House secured by chains
Budgeting & Debt

How to Keep Your House Through a Consumer Proposal in Canada

By Julien Brault, founder of MooseMoney.

Filing a consumer proposal does not force you to give up your home. If your mortgage payments are current and your budget can handle both your mortgage and proposal payments, you can keep your house. Your home equity will factor into how much you offer creditors, but a Licensed Insolvency Trustee (LIT) can structure a repayment plan that satisfies creditors while letting you stay in your property. In fact, most Canadians who file consumer proposals keep their homes.

A consumer proposal is a legally binding agreement, filed through a federally regulated LIT, to repay a portion of your unsecured debts over a period of up to five years. It covers obligations like credit card balances, personal loans, and tax debt. It does not cover secured debts such as your mortgage. Once filed, an automatic stay of proceedings kicks in, which stops collection calls, wage garnishments, and lawsuits from unsecured creditors. This breathing room often makes it easier to stay on top of your mortgage.

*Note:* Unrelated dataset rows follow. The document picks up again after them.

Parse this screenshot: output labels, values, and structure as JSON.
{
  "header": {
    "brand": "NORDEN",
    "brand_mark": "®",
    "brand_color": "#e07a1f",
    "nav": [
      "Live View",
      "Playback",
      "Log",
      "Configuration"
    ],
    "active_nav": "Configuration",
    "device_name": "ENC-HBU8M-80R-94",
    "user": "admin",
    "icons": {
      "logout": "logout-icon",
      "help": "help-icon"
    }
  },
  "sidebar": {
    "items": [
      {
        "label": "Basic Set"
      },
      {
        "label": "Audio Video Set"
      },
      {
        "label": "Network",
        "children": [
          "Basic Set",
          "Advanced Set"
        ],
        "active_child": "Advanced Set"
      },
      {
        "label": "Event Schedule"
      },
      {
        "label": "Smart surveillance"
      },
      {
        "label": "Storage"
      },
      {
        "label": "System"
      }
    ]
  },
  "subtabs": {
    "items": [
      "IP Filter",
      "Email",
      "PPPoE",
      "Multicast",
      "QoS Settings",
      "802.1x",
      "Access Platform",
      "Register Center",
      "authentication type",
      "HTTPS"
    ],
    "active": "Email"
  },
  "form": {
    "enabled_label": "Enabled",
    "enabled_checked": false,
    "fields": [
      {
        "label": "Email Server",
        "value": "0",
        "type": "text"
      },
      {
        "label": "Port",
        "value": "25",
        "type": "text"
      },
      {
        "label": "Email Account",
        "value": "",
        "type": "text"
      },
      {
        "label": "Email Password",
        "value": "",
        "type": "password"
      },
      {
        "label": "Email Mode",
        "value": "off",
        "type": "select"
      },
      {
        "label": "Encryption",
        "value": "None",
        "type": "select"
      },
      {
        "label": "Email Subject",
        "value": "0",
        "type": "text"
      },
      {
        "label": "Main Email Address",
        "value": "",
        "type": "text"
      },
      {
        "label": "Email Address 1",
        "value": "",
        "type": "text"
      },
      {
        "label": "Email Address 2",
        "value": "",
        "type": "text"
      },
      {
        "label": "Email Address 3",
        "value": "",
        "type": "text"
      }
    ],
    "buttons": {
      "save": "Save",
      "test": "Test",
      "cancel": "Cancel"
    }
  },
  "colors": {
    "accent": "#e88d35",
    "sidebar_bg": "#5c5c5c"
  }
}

How Home Equity Affects Your Consumer Proposal

Before you file, your LIT will ask for a home appraisal and a current mortgage statement to calculate your equity. Equity is the difference between your home's market value and what you still owe on the mortgage. This number matters because creditors expect a consumer proposal to offer at least as much as they would receive if you filed for bankruptcy, where equity could be seized and distributed.

If your home equity in lower than the bankruptcy exemption in your province (less than $10,783 in Ontario, for example), your proposal can be lower than the amount you owe, even if you own house. The reason your creditors are likely to accept such a proposal is that they would not have access to your home equity if you were to file for bankruptcy. If you have significant equity, your LIT may recommend higher monthly payments spread over the full five-year term, or you may need to explore refinancing options to satisfy creditor expectations.

Jeremy Kroll, Licensed Insolvency Trustee and Partner at Baigel Corp, illustrates how this works in practice with jointly owned property. "Let's say a husband and wife own a house and that their total equity in the house is $200,000. So the husband's share is worth $100,000 and he owes $50,000. The wife may refuse to sell or the bank won't want to do a second mortgage. In such a case, he could file a proposal where he offers to pay his creditors in full and the trustee can register a certificate against his share of the house only to protect them from the house being sold and the proposal not being paid off. Creditors will accept such an offer 99% of the time," concludes Kroll.

That scenario highlights an important point. Even when equity is substantial, there are legal mechanisms available to protect the home while still giving creditors confidence they will be repaid.

You must continue making your mortgage payments on time throughout the proposal period, as your mortgage lender retains the right to take action if you fall into arrears. Under Canadian law, a lender cannot cancel your mortgage solely because you filed a consumer proposal, as long as payments remain current.

What Happens to Your Mortgage Renewal and Future Home Purchases

A consumer proposal will appear on your credit report and lower your credit score. However, if you are renewing your mortgage with your existing lender, the process typically does not require a new credit application. Most borrowers can renew at their current institution without issue while still in an active proposal.

Switching lenders during a proposal, however, would be harder. A new lender will pull your credit report, see the proposal notation, and may offer less favourable terms or decline the application entirely. For this reason, many LITs recommend staying with your current lender until your proposal is completed and your credit has been rebuilt.

If you plan to buy a home after completing your proposal, traditional lenders generally look for at least two years of re-established credit history following discharge. They want to see two or more active credit accounts and roughly $2,500 in available credit that has been managed responsibly. 

One practical way to start rebuilding credit during or after a consumer proposal is with a secured credit card, such as the Secured Neo Mastercard, which reports to the major Canadian credit bureaus. Making small purchases and paying the balance in full each month demonstrates responsible credit behaviour to future lenders.

If only one spouse files a consumer proposal and the other has strong credit, the spouse with better credit can apply for the mortgage independently. The filing spouse can be added as a co-signer if needed, though this depends on lender requirements and the status of the proposal.

When Keeping Your Home May Not Be Realistic

There are situations where holding on to the house does not make financial sense. If your housing costs consume too large a share of your income and you cannot afford both the mortgage and proposal payments, your LIT may advise selling the property. You can sell the home yourself and use the proceeds, after paying off the mortgage, to fund your proposal. Alternatively, you can surrender the home to your lender, and any shortfall remaining after the sale becomes an unsecured debt folded into the proposal.

Your consumer proposal can also be rejected by creditors, though this outcome is uncommon when the proposal is prepared by an experienced LIT who understands what creditors will accept. If a proposal is rejected, the trustee can negotiate amended terms or you may need to consider other options.